HR 21 juni 2013, LJN BZ5346 (Beheer- en Beleggingsmaatschappij De Molensteen B.V./X c.s.)

Art. 7:368 en 7:369 lid 2 BW strekken ertoe dat de pachter aan de hand van de in de opzegging vermelde gronden kan bepalen of hij in de opzegging wil berusten, dan wel het op een procedure wil laten aankomen. Oordeel hof dat standpunt van verpachter in beëindigingsprocedure (ongeoorloofde) aanvulling vormt op in de opzegging vermelde grond, is onjuist noch onbegrijpelijk. (meer…)

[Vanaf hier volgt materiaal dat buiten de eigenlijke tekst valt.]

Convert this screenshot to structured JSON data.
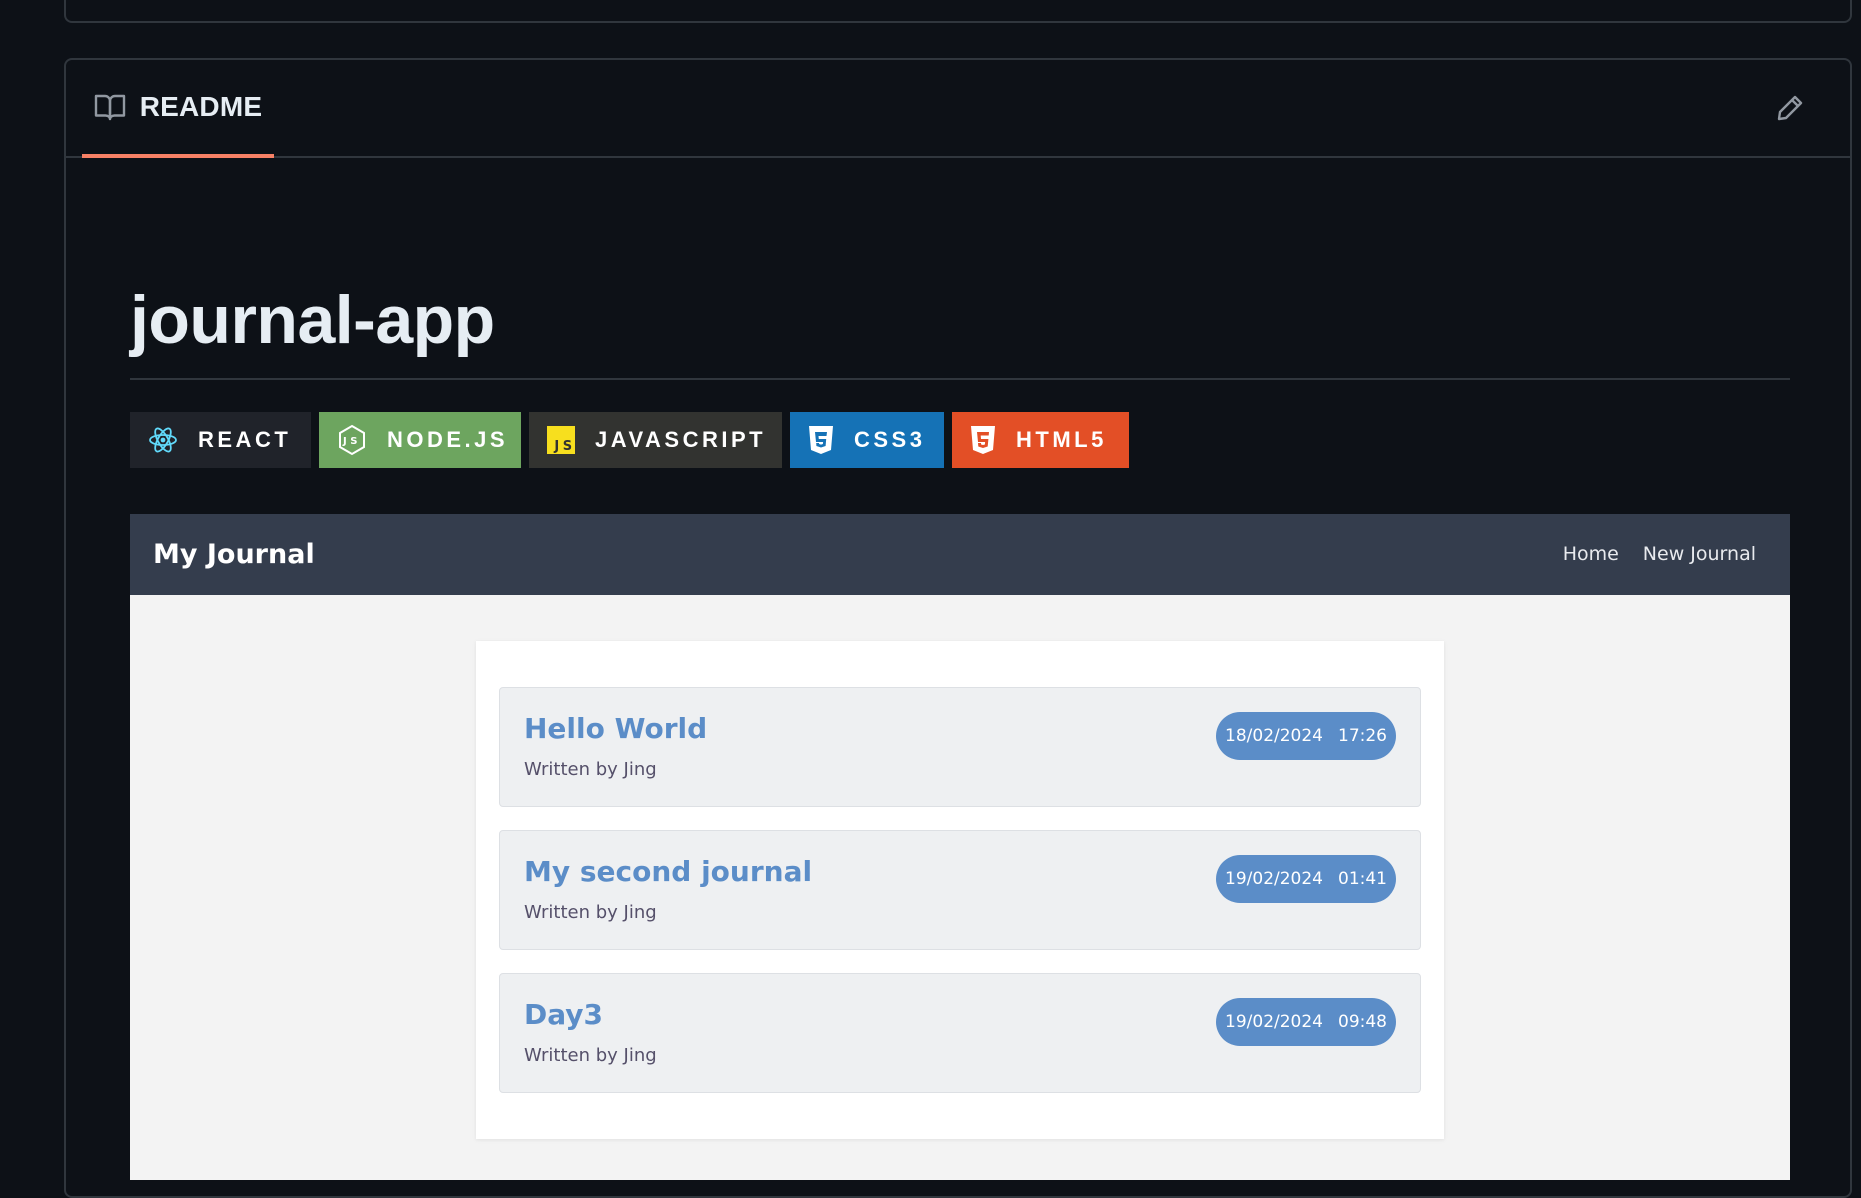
{
  "readme": {
    "tab_label": "README",
    "edit_icon": "pencil-icon",
    "book_icon": "book-icon"
  },
  "repo": {
    "title": "journal-app"
  },
  "badges": [
    {
      "label": "REACT",
      "icon": "react-icon",
      "color": "#20232a"
    },
    {
      "label": "NODE.JS",
      "icon": "nodejs-icon",
      "color": "#6da55f"
    },
    {
      "label": "JAVASCRIPT",
      "icon": "javascript-icon",
      "color": "#323330"
    },
    {
      "label": "CSS3",
      "icon": "css3-icon",
      "color": "#1572b6"
    },
    {
      "label": "HTML5",
      "icon": "html5-icon",
      "color": "#e34f26"
    }
  ],
  "app": {
    "brand": "My Journal",
    "nav": [
      "Home",
      "New Journal"
    ],
    "entries": [
      {
        "title": "Hello World",
        "author": "Written by Jing",
        "date": "18/02/2024",
        "time": "17:26"
      },
      {
        "title": "My second journal",
        "author": "Written by Jing",
        "date": "19/02/2024",
        "time": "01:41"
      },
      {
        "title": "Day3",
        "author": "Written by Jing",
        "date": "19/02/2024",
        "time": "09:48"
      }
    ]
  },
  "colors": {
    "background": "#0d1117",
    "tab_underline": "#f78166",
    "app_nav": "#343d4d",
    "accent": "#5b8dc8"
  }
}
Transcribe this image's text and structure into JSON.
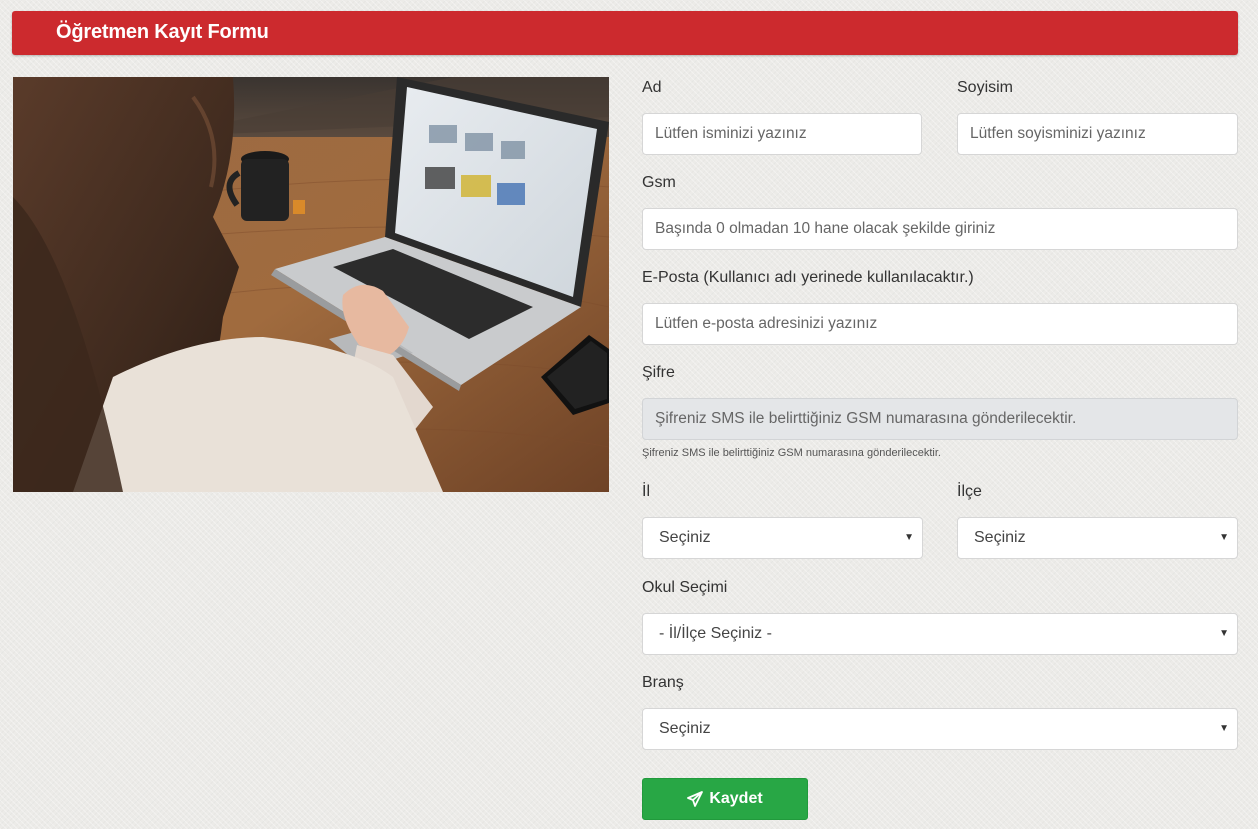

HR 14 juni 2013, LJN BZ5666

De kantonrechter is ervan uitgegaan dat deze zaak wordt beheerst door de huurprijswetgeving (o.a. art. 7:246-265 BW). Vervolgens heeft de kantonrechter, gegeven deze toepasselijkheid van de huurprijswetgeving, onderzocht of de door de huurders verlangde verlaging van de huurprijs in casu zou leiden tot een resultaat dat in strijd is met het door de verhuurder ingeroepen art. 1 Eerste Protocol EVRM. De kantonrechter is hiermee niet buiten het toepassingsgebied van de huurprijswetgeving getreden, zodat de huurders zich niet kunnen beroepen op een doorbreking van het rechtsmiddelverbod van art. 7:262 lid 2 BW. (meer…)

HR 24 mei 2013, LJN BZ1782 (Credit Suisse/Subway)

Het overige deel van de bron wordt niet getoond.